Premier mars 1991, Serge Gainsbourg doit sortir ce soir au restaurant avec Bambou, sa compagne, l’officielle depuis le départ de Jane Birkin, la mère de son fils Lulu mais avec qui il n’a jamais vécu, et puis aussi, sa fille Charlotte. Deux des femmes de sa vie pour une dernière soirée au climat pesant ; Serge n’a jamais été un grand mangeur mais là, il est vraiment au bout du rouleau. Tout le monde est mal malgré les paroles rassurantes qu’il susurre. Ca va aller, dit-il à Bambou, qui insiste pour passer la nuit avec lui. Serge a en effet donné son week-end à Fulbert, son ange gardien, avec la garantie qu’il l'appellerait plusieurs fois par jour pour s’assurer que tout va bien.

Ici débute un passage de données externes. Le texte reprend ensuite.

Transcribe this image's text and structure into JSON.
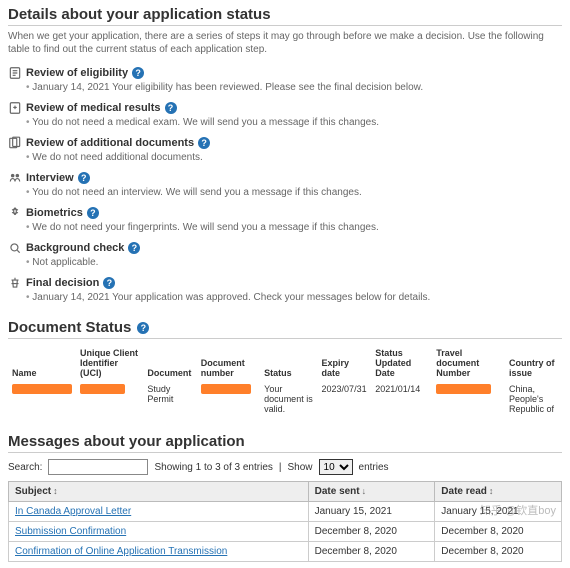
{
  "details": {
    "heading": "Details about your application status",
    "intro": "When we get your application, there are a series of steps it may go through before we make a decision. Use the following table to find out the current status of each application step."
  },
  "steps": [
    {
      "title": "Review of eligibility",
      "body": "January 14, 2021 Your eligibility has been reviewed. Please see the final decision below."
    },
    {
      "title": "Review of medical results",
      "body": "You do not need a medical exam. We will send you a message if this changes."
    },
    {
      "title": "Review of additional documents",
      "body": "We do not need additional documents."
    },
    {
      "title": "Interview",
      "body": "You do not need an interview. We will send you a message if this changes."
    },
    {
      "title": "Biometrics",
      "body": "We do not need your fingerprints. We will send you a message if this changes."
    },
    {
      "title": "Background check",
      "body": "Not applicable."
    },
    {
      "title": "Final decision",
      "body": "January 14, 2021 Your application was approved. Check your messages below for details."
    }
  ],
  "docStatus": {
    "heading": "Document Status",
    "headers": {
      "name": "Name",
      "uci": "Unique Client Identifier (UCI)",
      "document": "Document",
      "docnum": "Document number",
      "status": "Status",
      "expiry": "Expiry date",
      "updated": "Status Updated Date",
      "travel": "Travel document Number",
      "country": "Country of issue"
    },
    "row": {
      "document": "Study Permit",
      "status": "Your document is valid.",
      "expiry": "2023/07/31",
      "updated": "2021/01/14",
      "country": "China, People's Republic of"
    }
  },
  "messages": {
    "heading": "Messages about your application",
    "searchLabel": "Search:",
    "showing": "Showing 1 to 3 of 3 entries",
    "showPrefix": "Show",
    "showValue": "10",
    "showSuffix": "entries",
    "headers": {
      "subject": "Subject",
      "sent": "Date sent",
      "read": "Date read"
    },
    "rows": [
      {
        "subject": "In Canada Approval Letter",
        "sent": "January 15, 2021",
        "read": "January 15, 2021"
      },
      {
        "subject": "Submission Confirmation",
        "sent": "December 8, 2020",
        "read": "December 8, 2020"
      },
      {
        "subject": "Confirmation of Online Application Transmission",
        "sent": "December 8, 2020",
        "read": "December 8, 2020"
      }
    ]
  },
  "watermark": "知乎 @钦直boy"
}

Mais bien sûr que tout va bien, s’énerve Serge le lendemain matin au téléphone ; enfin il s’énerve gentiment, il l’adore son Fulbert, merveilleux de sollicitude et excellent cuisinier, au demeurant. Serge raccroche, marque un temps puis reprend le cornet pour donner le plus improbable des coups de fil, à sa première femme Lise Levistsky. Il parle un bon moment avec celle qui n’aura connu que ses années de peintre incompris, de prof de dessin et de pianiste de bar ; ils ont divorcé en 1957, une éternité et pourtant, le dernier appel sera pour elle, contact rassurant comme en 1968, après sa rupture avec Brigitte Bardot.

Serge Gainsbourg

Serge raccroche puis traverse péniblement son salon pour la toute dernière fois afin de rejoindre sa chambre. Il a toujours sur l’estomac le verre de Porto millésimé qu’il a pris la veille au restaurant et qu’il n’aurait pas dû ; Serge s’assied sur son lit pour terminer cette nuit commencée avec les somnifères qui l’accompagnent encore. Il lui faut être en forme tout-à-l’heure pour transcrire le texte des chansons de son prochain CD qu’il a enregistré sur son dictaphone. Mais aura-t-il seulement la force de prendre un avion jusqu’en Amérique avec son directeur artistique pour cet album de blues auquel il s’accroche. Encore quelques mois et il l’aura son nouveau disque qu’il compte intituler Moi m’aime bwana ; il va offrir quelque chose de différent avec cette voix grave façonnée dans les fonds de bouteille et de cendriers comme les vieux bluesmen noirs. Comme lui, ils n’auront pas fait long feu mais laisseront une trace chargée d’émotions dans la mémoire de millions de gens qu’ils n’ont même pas connus. Quel étrange destin que de consacrer toute l’énergie de son existence à créer quelque chose qui n’apporte pas le véritable bonheur : les joies éphémères, les morceaux de fierté ne remplacent pas l’amour durable et apaisant.

Vers 23 heures 30, des pompiers défoncent la porte d’entrée de son domicile mais Serge n’entend rien, il n’est plus là pour s’horrifier, se fâcher sur les importuns qui déplacent des objets savamment agencés dans son musée particulier comme il l’avait fait quelques années plus tôt sur Coluche et ses amis quand ils avaient dégagé la table de salle à manger pour dresser la table.

Serge n’est plus là quand on le transporte vers l’ambulance dont les lumières éclairent par intermittence le visage des badauds et des mères de ses deux enfants qui vont y passer la nuit. Dans quelques jours sortira un nouveau single, Requiem pour un con, un remix dont il était très content, un tube en puissance qui, on aimerait le croire, montre à quel point les grands artistes savent soigner leur sortie de scène.